Table 5. Motor efficiencies of the ESP pumps in several applications in the field.

5. Conclusions

Oil field network analyses have been conducted on the Niger Delta field AKUX comparing two reservoirs and five wells. An electrical submersible pump system has been deployed in the field to aid in oil production. It was required to determine the best ESP operability that will guarantee the highest oil recovery from the field. ESP motor frequency and separator pressure were selected as the variables on which sensitivities were performed. ESP simulations were done with and without optimization techniques using GAP software.

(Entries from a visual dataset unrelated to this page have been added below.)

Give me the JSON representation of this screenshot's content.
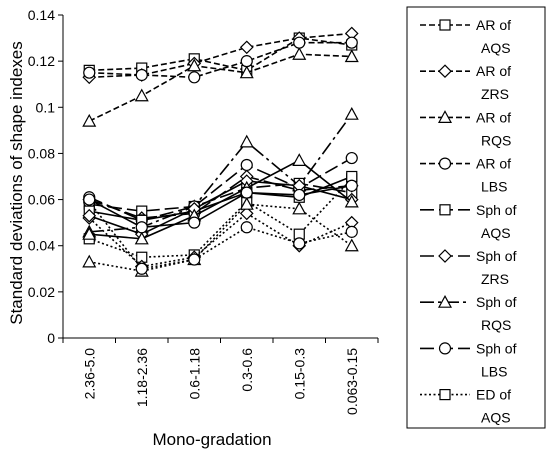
{
  "chart_data": {
    "type": "line",
    "title": "",
    "xlabel": "Mono-gradation",
    "ylabel": "Standard deviations of shape indexes",
    "categories": [
      "2.36-5.0",
      "1.18-2.36",
      "0.6-1.18",
      "0.3-0.6",
      "0.15-0.3",
      "0.063-0.15"
    ],
    "ylim": [
      0,
      0.14
    ],
    "yticks": [
      0,
      0.02,
      0.04,
      0.06,
      0.08,
      0.1,
      0.12,
      0.14
    ],
    "ytick_labels": [
      "0",
      "0.02",
      "0.04",
      "0.06",
      "0.08",
      "0.1",
      "0.12",
      "0.14"
    ],
    "grid": false,
    "legend_position": "right",
    "series": [
      {
        "name": "AR of AQS",
        "legend_lines": [
          "AR of",
          "AQS"
        ],
        "marker": "square",
        "dash": "dashed",
        "values": [
          0.116,
          0.117,
          0.121,
          0.116,
          0.13,
          0.127
        ]
      },
      {
        "name": "AR of ZRS",
        "legend_lines": [
          "AR of",
          "ZRS"
        ],
        "marker": "diamond",
        "dash": "dashed",
        "values": [
          0.113,
          0.114,
          0.119,
          0.126,
          0.13,
          0.132
        ]
      },
      {
        "name": "AR of RQS",
        "legend_lines": [
          "AR of",
          "RQS"
        ],
        "marker": "triangle",
        "dash": "dashed",
        "values": [
          0.094,
          0.105,
          0.118,
          0.115,
          0.123,
          0.122
        ]
      },
      {
        "name": "AR of LBS",
        "legend_lines": [
          "AR of",
          "LBS"
        ],
        "marker": "circle",
        "dash": "dashed",
        "values": [
          0.115,
          0.114,
          0.113,
          0.12,
          0.128,
          0.128
        ]
      },
      {
        "name": "Sph of AQS",
        "legend_lines": [
          "Sph of",
          "AQS"
        ],
        "marker": "square",
        "dash": "longdash",
        "values": [
          0.058,
          0.055,
          0.057,
          0.065,
          0.067,
          0.063
        ]
      },
      {
        "name": "Sph of ZRS",
        "legend_lines": [
          "Sph of",
          "ZRS"
        ],
        "marker": "diamond",
        "dash": "longdash",
        "values": [
          0.06,
          0.052,
          0.054,
          0.07,
          0.064,
          0.066
        ]
      },
      {
        "name": "Sph of RQS",
        "legend_lines": [
          "Sph of",
          "RQS"
        ],
        "marker": "triangle",
        "dash": "dashdot",
        "values": [
          0.046,
          0.048,
          0.057,
          0.085,
          0.066,
          0.097
        ]
      },
      {
        "name": "Sph of LBS",
        "legend_lines": [
          "Sph of",
          "LBS"
        ],
        "marker": "circle",
        "dash": "longdash",
        "values": [
          0.061,
          0.051,
          0.057,
          0.075,
          0.065,
          0.078
        ]
      },
      {
        "name": "ED of AQS",
        "legend_lines": [
          "ED of",
          "AQS"
        ],
        "marker": "square",
        "dash": "dotted",
        "values": [
          0.043,
          0.035,
          0.036,
          0.059,
          0.045,
          0.069
        ]
      },
      {
        "name": "",
        "marker": "diamond",
        "dash": "dotted",
        "values": [
          0.052,
          0.031,
          0.035,
          0.054,
          0.04,
          0.05
        ]
      },
      {
        "name": "",
        "marker": "triangle",
        "dash": "dotted",
        "values": [
          0.033,
          0.029,
          0.034,
          0.058,
          0.056,
          0.04
        ]
      },
      {
        "name": "",
        "marker": "circle",
        "dash": "dotted",
        "values": [
          0.059,
          0.03,
          0.034,
          0.048,
          0.041,
          0.046
        ]
      },
      {
        "name": "",
        "marker": "square",
        "dash": "solid",
        "values": [
          0.055,
          0.051,
          0.055,
          0.063,
          0.061,
          0.07
        ]
      },
      {
        "name": "",
        "marker": "diamond",
        "dash": "solid",
        "values": [
          0.053,
          0.045,
          0.056,
          0.068,
          0.066,
          0.06
        ]
      },
      {
        "name": "",
        "marker": "triangle",
        "dash": "solid",
        "values": [
          0.045,
          0.043,
          0.053,
          0.065,
          0.077,
          0.059
        ]
      },
      {
        "name": "",
        "marker": "circle",
        "dash": "solid",
        "values": [
          0.06,
          0.048,
          0.05,
          0.063,
          0.062,
          0.066
        ]
      }
    ]
  }
}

The following conclusions were drawn from this study:

1) Constraint 2 (comprising of 45 Hz/80 Hz, lower and upper frequency limits, respectively) yielded a higher oil rate than constraint 1 (comprising of 50 Hz/70 Hz, lower and upper frequency limits, respectively);

2) The average frequency for simulation with optimization (case 2) is 59.65 Hz for both constraint 1 and constraint 2;

3) There was an increase in oil rate of 1.16% and 2.66% for constraints 1 and 2 when ESP simulation was carried out with optimization than without optimization;

4) The highest pump efficiency was realized for case 2, constraint 2. This justifies the better pump performance can be obtained in simulating with optimization;

5) Higher motor efficiencies were realized for case 2 (simulation with optimization) than for case 1;

6) It is recommended that simulation should be carried out to determine the optimum motor frequency for each well in the field of many wells. This frequency will yield the maximum field production recovery from the field and lead to higher revenues.

Nomenclature

ESP: Electrical submersible pump;

ESPs: Electrical submersible pumps;

CBM: Coalbed methane;

GAP: General Allocation Package.

Conflicts of Interest

The authors declare no conflicts of interest regarding the publication of this paper.